Atlanta director and writer Tyler Perry has added another first to his resume. Hollywood trade publication Variety is reporting that Perry has inked a deal to adapt and direct a big screen adaptation of the Tony-nominated Ntozake Shange play “For Colored Girls Who Have Considered Suicide When the Rainbow is Enuf.”
The project is the first film that Perry will direct not involving source material created by the playwright. It also represents a darker, more dramatic departure for the filmmaker best known for his popular Madea movies.
The project represents a risk for Perry. He will likely court controversy from “For Colored Girls” fans who may argue that the director’s trademark touch is too lightweight for the much-revered 35-year old material. The classic choreopoem deals frankly and emotionally with serious topics, including abortion and rape.

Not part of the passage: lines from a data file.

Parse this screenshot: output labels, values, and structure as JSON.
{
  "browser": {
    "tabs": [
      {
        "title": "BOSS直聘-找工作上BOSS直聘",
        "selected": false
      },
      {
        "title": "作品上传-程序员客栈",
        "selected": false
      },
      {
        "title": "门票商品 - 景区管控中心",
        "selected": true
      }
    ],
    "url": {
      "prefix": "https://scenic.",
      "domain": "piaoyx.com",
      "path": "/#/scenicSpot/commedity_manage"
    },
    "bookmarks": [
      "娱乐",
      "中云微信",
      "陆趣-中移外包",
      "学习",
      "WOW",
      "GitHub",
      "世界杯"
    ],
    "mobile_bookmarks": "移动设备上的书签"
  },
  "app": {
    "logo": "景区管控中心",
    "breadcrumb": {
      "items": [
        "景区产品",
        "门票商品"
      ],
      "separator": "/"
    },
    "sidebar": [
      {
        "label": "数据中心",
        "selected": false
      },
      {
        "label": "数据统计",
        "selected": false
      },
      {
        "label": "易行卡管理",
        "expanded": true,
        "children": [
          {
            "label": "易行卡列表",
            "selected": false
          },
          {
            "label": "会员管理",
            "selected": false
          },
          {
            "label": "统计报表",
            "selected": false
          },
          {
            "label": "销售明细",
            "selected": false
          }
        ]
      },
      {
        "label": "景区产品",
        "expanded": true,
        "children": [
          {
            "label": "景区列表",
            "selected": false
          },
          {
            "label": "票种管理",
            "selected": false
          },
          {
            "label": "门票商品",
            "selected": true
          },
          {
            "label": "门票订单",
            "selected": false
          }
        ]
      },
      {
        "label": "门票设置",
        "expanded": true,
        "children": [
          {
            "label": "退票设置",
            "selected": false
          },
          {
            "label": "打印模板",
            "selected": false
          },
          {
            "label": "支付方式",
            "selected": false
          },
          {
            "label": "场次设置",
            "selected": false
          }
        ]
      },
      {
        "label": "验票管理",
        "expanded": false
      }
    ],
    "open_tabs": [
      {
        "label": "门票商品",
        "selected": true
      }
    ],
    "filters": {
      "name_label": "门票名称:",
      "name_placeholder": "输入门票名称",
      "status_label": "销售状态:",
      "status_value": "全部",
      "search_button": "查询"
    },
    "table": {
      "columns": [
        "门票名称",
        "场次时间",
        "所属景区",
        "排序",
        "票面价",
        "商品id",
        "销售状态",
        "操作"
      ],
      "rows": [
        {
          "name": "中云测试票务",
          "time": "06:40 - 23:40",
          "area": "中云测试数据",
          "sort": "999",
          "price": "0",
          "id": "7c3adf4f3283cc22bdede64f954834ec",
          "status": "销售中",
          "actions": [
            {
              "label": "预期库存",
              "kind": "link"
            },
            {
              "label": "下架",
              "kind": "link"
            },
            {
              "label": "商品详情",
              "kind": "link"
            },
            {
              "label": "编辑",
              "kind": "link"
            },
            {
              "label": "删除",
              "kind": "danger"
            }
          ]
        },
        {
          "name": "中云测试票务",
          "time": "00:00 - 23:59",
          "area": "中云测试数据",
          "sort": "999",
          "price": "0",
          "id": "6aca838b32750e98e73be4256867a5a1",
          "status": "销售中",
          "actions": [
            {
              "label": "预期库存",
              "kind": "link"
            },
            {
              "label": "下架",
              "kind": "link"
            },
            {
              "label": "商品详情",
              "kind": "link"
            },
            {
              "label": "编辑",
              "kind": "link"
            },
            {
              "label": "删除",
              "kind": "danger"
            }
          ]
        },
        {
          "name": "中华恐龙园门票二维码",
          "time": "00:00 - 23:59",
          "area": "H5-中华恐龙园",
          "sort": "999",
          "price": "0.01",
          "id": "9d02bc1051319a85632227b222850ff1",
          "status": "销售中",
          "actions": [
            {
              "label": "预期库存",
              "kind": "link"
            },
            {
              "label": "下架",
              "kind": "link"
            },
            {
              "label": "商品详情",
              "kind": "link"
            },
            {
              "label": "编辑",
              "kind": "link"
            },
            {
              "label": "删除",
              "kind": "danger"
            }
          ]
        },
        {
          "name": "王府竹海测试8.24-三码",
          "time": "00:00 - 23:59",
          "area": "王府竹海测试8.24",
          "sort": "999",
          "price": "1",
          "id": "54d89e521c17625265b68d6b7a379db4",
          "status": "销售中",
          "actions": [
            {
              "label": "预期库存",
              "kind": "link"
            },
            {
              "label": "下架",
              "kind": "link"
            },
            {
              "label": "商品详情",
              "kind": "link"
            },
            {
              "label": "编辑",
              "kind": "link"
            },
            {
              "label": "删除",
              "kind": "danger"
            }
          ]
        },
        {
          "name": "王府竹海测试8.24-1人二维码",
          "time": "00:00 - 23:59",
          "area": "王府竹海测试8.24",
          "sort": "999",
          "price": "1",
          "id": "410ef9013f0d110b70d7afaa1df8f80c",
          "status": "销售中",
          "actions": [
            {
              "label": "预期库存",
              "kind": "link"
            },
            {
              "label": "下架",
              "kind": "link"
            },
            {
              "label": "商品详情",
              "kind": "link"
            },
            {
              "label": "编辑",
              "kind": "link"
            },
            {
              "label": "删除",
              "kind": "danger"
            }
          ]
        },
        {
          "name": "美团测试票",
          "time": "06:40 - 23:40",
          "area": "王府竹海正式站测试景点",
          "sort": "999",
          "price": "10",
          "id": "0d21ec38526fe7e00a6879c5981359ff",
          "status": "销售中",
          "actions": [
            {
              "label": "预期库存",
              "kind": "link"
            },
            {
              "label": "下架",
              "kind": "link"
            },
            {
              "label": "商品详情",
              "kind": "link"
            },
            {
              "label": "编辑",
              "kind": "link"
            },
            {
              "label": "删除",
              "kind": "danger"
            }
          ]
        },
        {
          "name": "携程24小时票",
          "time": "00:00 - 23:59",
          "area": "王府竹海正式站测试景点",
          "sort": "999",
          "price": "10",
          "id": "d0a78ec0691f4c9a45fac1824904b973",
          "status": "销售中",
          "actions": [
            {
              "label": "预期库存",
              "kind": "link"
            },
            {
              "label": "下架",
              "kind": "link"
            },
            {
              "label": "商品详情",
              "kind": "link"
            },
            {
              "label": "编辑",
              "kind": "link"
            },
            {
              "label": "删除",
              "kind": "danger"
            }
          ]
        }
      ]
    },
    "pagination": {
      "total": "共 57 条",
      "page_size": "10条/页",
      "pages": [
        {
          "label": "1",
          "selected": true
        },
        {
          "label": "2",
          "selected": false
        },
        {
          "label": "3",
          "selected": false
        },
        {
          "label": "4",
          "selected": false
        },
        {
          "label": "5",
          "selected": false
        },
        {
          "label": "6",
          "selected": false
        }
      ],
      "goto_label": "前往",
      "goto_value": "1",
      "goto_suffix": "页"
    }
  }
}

According to Variety, Perry will produce the film for Lionsgate and shooting will begin at his southwest Atlanta studio facility in November. Casting for the 1974 Obie-winning play has not yet been announced.
Still, Perry would be hard pressed to find a more talented cast than Jasmine Guy, Nicole Ari Parker and Robin Givens, the trio of actresses who staged this summer’s popular revival of the work for True Colors Theatre production at the Southwest Arts Center.
Of the weighty material, Guy, who directed the Atlanta production, told Buzz: “It’s about dusting off your dreams and pushing past the pain in life.”
Added Parker: “I’ve been rehearsing for three days and I’ve cried for two-and-a-half of them. The monologues are affecting me in different ways.”
Perhaps not coincidentally, Perry was honored with a lifetime achievement award at the same Atlanta Urban League luncheon attended by the “Colored Girls” cast.
So, what’s your take?
Does the director behind “The Family That Preys,” “Daddy’s Little Girls” and that powerful plantation slave quarters family reunion scene with Cicely Tyson and Maya Angelou in “Madea’s Family Reunion” have the dramatic tools necessary to bring “Colored Girls” to the big screen? Or should he concentrate only on “Madea”-centric material?